INVESTMENT

Canada’s Lithium Gamble Just Got C$36.5M Bigger

Ottawa funds Alberta lithium project using direct extraction, aiming to unlock Canada’s first major domestic battery metal supply by 2029

9 Mar 2026

E3 Lithium facility with workers beside industrial processing units

Canada is making a decisive bet on homegrown lithium. On 2 March 2026, the federal government approved up to C$36.5 million in non-repayable funding for E3 Lithium’s Clearwater Project in Alberta, marking the largest direct federal investment yet in Canadian direct lithium extraction technology.

The funding comes through Natural Resources Canada’s Global Partnerships Initiative. It will cover 75% of a C$48 million program to construct and operate a full scale commercial DLE column near Olds, Alberta. The facility will draw lithium from deep brines in the Leduc Aquifer, one of North America’s largest lithium rich formations, while avoiding the vast land and water footprint of traditional evaporation ponds.

At a planned output of 100 tonnes per year of lithium chloride carbonate equivalent, the Phase 3 installation represents more than a pilot. It is intended as the first true commercial scale test of DLE technology in the Western Hemisphere. If successful, it would demonstrate that lithium can be produced efficiently from Alberta’s subsurface brines.

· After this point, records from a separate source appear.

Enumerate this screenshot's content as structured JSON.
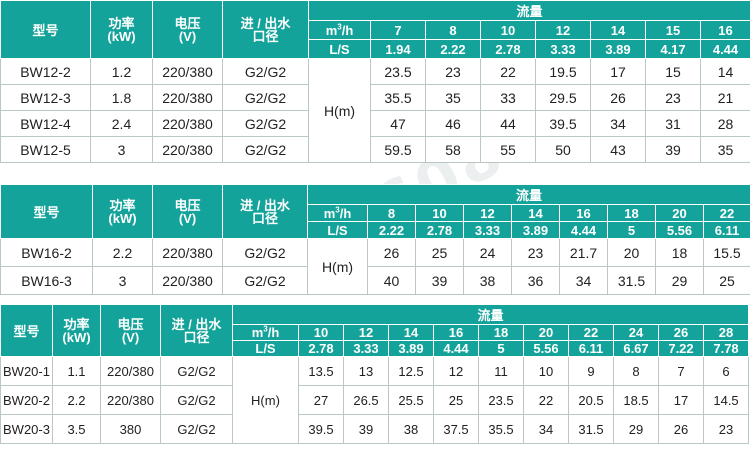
{
  "headers": {
    "model": "型号",
    "power_line1": "功率",
    "power_line2": "(kW)",
    "voltage_line1": "电压",
    "voltage_line2": "(V)",
    "inout_line1": "进 / 出水",
    "inout_line2": "口径",
    "flow_title": "流量",
    "unit_m3h_base": "m",
    "unit_m3h_sup": "3",
    "unit_m3h_suffix": "/h",
    "unit_ls": "L/S",
    "head_label": "H(m)"
  },
  "tables": [
    {
      "m3h": [
        "7",
        "8",
        "10",
        "12",
        "14",
        "15",
        "16"
      ],
      "ls": [
        "1.94",
        "2.22",
        "2.78",
        "3.33",
        "3.89",
        "4.17",
        "4.44"
      ],
      "rows": [
        {
          "model": "BW12-2",
          "power": "1.2",
          "voltage": "220/380",
          "inout": "G2/G2",
          "heads": [
            "23.5",
            "23",
            "22",
            "19.5",
            "17",
            "15",
            "14"
          ]
        },
        {
          "model": "BW12-3",
          "power": "1.8",
          "voltage": "220/380",
          "inout": "G2/G2",
          "heads": [
            "35.5",
            "35",
            "33",
            "29.5",
            "26",
            "23",
            "21"
          ]
        },
        {
          "model": "BW12-4",
          "power": "2.4",
          "voltage": "220/380",
          "inout": "G2/G2",
          "heads": [
            "47",
            "46",
            "44",
            "39.5",
            "34",
            "31",
            "28"
          ]
        },
        {
          "model": "BW12-5",
          "power": "3",
          "voltage": "220/380",
          "inout": "G2/G2",
          "heads": [
            "59.5",
            "58",
            "55",
            "50",
            "43",
            "39",
            "35"
          ]
        }
      ]
    },
    {
      "m3h": [
        "8",
        "10",
        "12",
        "14",
        "16",
        "18",
        "20",
        "22"
      ],
      "ls": [
        "2.22",
        "2.78",
        "3.33",
        "3.89",
        "4.44",
        "5",
        "5.56",
        "6.11"
      ],
      "rows": [
        {
          "model": "BW16-2",
          "power": "2.2",
          "voltage": "220/380",
          "inout": "G2/G2",
          "heads": [
            "26",
            "25",
            "24",
            "23",
            "21.7",
            "20",
            "18",
            "15.5"
          ]
        },
        {
          "model": "BW16-3",
          "power": "3",
          "voltage": "220/380",
          "inout": "G2/G2",
          "heads": [
            "40",
            "39",
            "38",
            "36",
            "34",
            "31.5",
            "29",
            "25"
          ]
        }
      ]
    },
    {
      "m3h": [
        "10",
        "12",
        "14",
        "16",
        "18",
        "20",
        "22",
        "24",
        "26",
        "28"
      ],
      "ls": [
        "2.78",
        "3.33",
        "3.89",
        "4.44",
        "5",
        "5.56",
        "6.11",
        "6.67",
        "7.22",
        "7.78"
      ],
      "rows": [
        {
          "model": "BW20-1",
          "power": "1.1",
          "voltage": "220/380",
          "inout": "G2/G2",
          "heads": [
            "13.5",
            "13",
            "12.5",
            "12",
            "11",
            "10",
            "9",
            "8",
            "7",
            "6"
          ]
        },
        {
          "model": "BW20-2",
          "power": "2.2",
          "voltage": "220/380",
          "inout": "G2/G2",
          "heads": [
            "27",
            "26.5",
            "25.5",
            "25",
            "23.5",
            "22",
            "20.5",
            "18.5",
            "17",
            "14.5"
          ]
        },
        {
          "model": "BW20-3",
          "power": "3.5",
          "voltage": "380",
          "inout": "G2/G2",
          "heads": [
            "39.5",
            "39",
            "38",
            "37.5",
            "35.5",
            "34",
            "31.5",
            "29",
            "26",
            "23"
          ]
        }
      ]
    }
  ],
  "watermark": "400-675-6086"
}
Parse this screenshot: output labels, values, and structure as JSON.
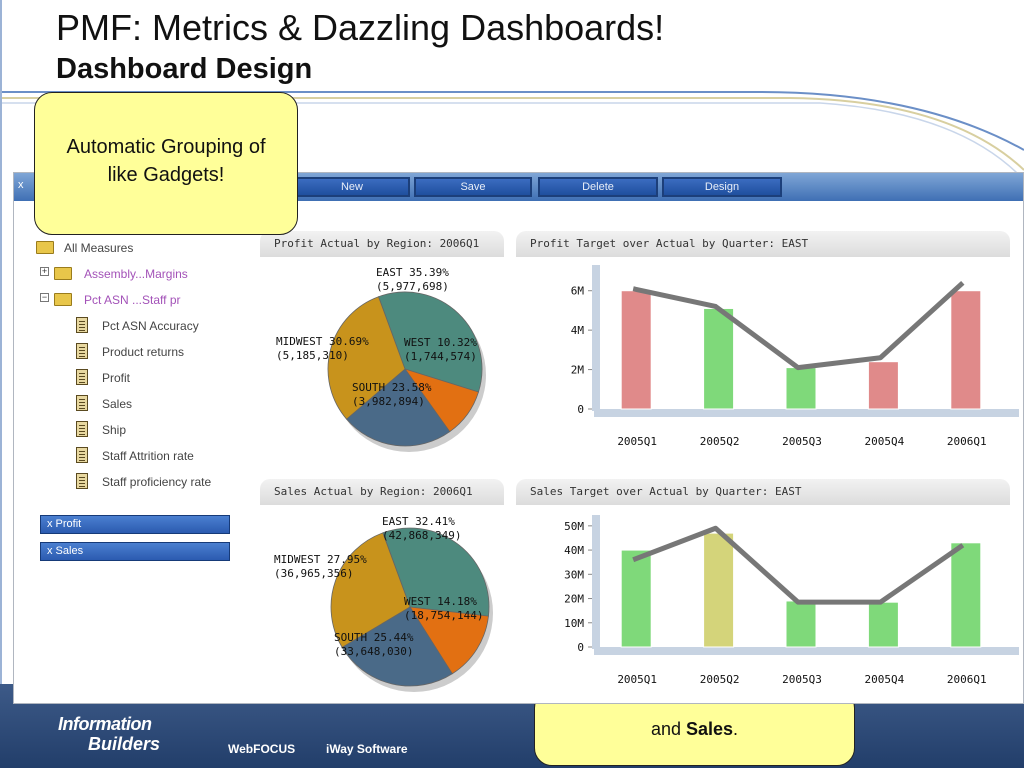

The announcement arrived as part of a broader federal push to strengthen critical mineral supply chains. Ottawa simultaneously unveiled C$12.1 billion across 30 new partnerships aimed at accelerating development of key battery materials.

E3 Lithium is not moving alone. The project is being executed with French process technology firm Axens Group and electrification giant ABB, partners expected to bring both technical depth and credibility with future investors.

Canada holds significant lithium resources, particularly in Alberta and Saskatchewan, yet it has never produced commercial lithium carbonate. Officials hope projects like Clearwater can change that and position the country as a strategic supplier for the electric vehicle era.

For E3 Lithium, the stakes are clear. A successful Phase 3 program would pave the way for a final investment decision on a Phase 1 commercial facility targeting 12,000 tonnes per year of battery grade lithium carbonate, with production expected between 2028 and 2029.

As Western governments race to diversify supply away from Chinese refining, Alberta’s brine reservoirs are gaining strategic attention. With federal backing now secured, E3’s project could become a defining test of whether Canada can turn underground brines into a new battery metals industry.